On April 24 I had the pleasure of reading at the Nora School with Martin Dickinson and Michele Wolf. Back in March I had posted Dickinson's "Homage to Euclid" but mathematics is not a a focus of Wolf's work. However, her poem below about Barbie has numbers, and any mention of Barbie reminds me of the controversy over "math is hard" -- one of the speeches uttered by an early 90's version of this doll. (Please visit this posting from June 14, 2010 -- on "Girls and Mathematics" for additional Barbie-comments and more Barbie poetry.) Here, now, please enjoy Wolf's poem:
Barbie Slits Open Her Direct-Mail Offer to Join AARP
by Michele Wolf
My worth is most inflated when, on tiptoes, I pose
In my original box, never handled, especially if I date
Back to '59 or '60. But that is rare. I am more used
To breaking out, to being the damp flamingo
Pecking to leave the shell. I prefer moving forward.

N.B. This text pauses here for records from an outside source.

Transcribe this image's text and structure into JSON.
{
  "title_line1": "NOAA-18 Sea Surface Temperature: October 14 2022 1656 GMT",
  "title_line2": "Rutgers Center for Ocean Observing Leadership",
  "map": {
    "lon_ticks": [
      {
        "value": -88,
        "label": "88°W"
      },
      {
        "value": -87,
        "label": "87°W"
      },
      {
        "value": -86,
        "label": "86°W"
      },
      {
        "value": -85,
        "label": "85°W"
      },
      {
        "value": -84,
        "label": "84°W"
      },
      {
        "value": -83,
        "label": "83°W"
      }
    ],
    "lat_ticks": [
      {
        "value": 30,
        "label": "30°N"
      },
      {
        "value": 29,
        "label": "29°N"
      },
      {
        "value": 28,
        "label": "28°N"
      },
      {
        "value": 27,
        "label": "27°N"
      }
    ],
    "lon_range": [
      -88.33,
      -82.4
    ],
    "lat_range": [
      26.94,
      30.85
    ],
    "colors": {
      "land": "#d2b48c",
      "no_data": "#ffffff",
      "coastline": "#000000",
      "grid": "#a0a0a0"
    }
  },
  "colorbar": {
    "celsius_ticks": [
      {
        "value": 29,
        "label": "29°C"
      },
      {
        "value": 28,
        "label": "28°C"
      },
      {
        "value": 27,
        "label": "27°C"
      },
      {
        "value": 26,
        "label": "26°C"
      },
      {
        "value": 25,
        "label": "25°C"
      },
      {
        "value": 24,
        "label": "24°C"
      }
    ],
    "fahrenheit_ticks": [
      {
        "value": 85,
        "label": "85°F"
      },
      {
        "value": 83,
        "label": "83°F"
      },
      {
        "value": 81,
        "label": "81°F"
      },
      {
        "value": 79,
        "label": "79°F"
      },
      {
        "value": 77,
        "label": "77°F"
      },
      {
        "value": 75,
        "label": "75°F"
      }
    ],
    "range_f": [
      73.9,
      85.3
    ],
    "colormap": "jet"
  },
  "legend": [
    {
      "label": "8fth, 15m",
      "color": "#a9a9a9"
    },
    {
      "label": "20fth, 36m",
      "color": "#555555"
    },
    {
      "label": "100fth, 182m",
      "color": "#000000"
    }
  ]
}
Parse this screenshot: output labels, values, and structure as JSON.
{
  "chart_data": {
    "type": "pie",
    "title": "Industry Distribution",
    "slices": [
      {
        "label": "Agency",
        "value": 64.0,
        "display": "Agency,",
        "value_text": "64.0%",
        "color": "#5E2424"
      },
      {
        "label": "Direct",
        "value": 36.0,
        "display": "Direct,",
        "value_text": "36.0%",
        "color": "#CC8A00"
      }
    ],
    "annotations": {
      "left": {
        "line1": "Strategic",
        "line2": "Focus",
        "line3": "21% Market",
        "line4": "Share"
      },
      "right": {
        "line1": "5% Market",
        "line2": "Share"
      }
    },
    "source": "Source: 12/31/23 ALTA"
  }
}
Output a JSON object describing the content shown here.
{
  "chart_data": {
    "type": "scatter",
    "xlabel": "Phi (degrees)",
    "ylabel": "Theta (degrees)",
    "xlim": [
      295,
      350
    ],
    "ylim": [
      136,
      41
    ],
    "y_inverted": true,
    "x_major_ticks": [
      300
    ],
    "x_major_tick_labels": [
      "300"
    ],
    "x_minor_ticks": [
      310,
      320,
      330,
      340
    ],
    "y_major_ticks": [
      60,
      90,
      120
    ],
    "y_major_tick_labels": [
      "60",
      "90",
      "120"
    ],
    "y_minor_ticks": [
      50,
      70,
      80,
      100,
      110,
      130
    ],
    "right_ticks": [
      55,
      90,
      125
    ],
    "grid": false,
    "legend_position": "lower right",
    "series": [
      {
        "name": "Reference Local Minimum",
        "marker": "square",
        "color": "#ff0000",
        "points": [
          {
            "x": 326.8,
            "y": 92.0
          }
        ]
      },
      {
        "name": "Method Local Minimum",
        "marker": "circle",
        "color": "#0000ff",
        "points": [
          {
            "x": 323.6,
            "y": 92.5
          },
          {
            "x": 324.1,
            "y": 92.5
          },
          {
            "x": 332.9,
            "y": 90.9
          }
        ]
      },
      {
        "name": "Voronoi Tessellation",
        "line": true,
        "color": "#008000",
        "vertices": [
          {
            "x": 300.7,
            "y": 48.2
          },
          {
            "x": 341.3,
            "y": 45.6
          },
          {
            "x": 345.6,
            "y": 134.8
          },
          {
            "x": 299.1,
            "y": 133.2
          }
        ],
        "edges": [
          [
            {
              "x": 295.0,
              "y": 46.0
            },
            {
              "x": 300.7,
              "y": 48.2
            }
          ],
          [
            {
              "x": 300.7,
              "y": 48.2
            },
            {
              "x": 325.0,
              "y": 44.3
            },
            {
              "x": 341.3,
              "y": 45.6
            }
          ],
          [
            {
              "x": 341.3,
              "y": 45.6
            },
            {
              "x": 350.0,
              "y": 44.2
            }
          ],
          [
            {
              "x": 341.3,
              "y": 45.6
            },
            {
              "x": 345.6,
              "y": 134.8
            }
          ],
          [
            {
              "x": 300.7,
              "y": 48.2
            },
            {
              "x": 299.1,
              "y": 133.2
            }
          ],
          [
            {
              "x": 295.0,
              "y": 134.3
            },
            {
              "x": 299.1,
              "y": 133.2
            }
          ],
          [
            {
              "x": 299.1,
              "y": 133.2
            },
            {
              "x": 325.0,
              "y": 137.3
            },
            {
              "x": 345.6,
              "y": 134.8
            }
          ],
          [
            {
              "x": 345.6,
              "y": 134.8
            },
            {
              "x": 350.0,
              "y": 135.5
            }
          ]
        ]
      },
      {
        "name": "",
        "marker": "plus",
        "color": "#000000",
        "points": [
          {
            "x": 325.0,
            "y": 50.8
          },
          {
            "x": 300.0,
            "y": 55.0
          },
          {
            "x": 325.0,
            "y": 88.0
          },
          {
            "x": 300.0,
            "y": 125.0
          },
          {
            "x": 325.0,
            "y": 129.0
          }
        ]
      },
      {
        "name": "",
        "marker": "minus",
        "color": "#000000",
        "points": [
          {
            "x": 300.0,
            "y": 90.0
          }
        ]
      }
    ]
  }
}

I was an astronaut in '65, a surgeon in '73. Last year
Was golden, a field of sunflowers waving in the wind:
I earned $1.2 billion and, through my foundation,
Funded a state-of-the-art children's hospital.
I never had children, although I certainly
Schtupped my brains out. "Excuse me," you say,
"You don't have a vagina, or any internal organs."
That's where you are wrong -- so entranced
By my smooth casing that you do not recognize
What a doll is. I am a metaphor. I am
My owner's vessel for dreams. I can be almost
Anything: warrior, soothsayer, princess. Imagination
Starts as soft clay but becomes a polished thing.
In this sense, yes -- with the occasional big-eyed Dora or
Velveteen, croaky SpongeBob -- I have been a parent.
It's the "almost" that still weighs on me at times. And
You should know that the surgeries have been painful.
I used to be young.
Wolf's poem is found in her recent collection, Immersion © 2011, by Michele Wolf, Hilary Tham Capital Collection, The Word Works.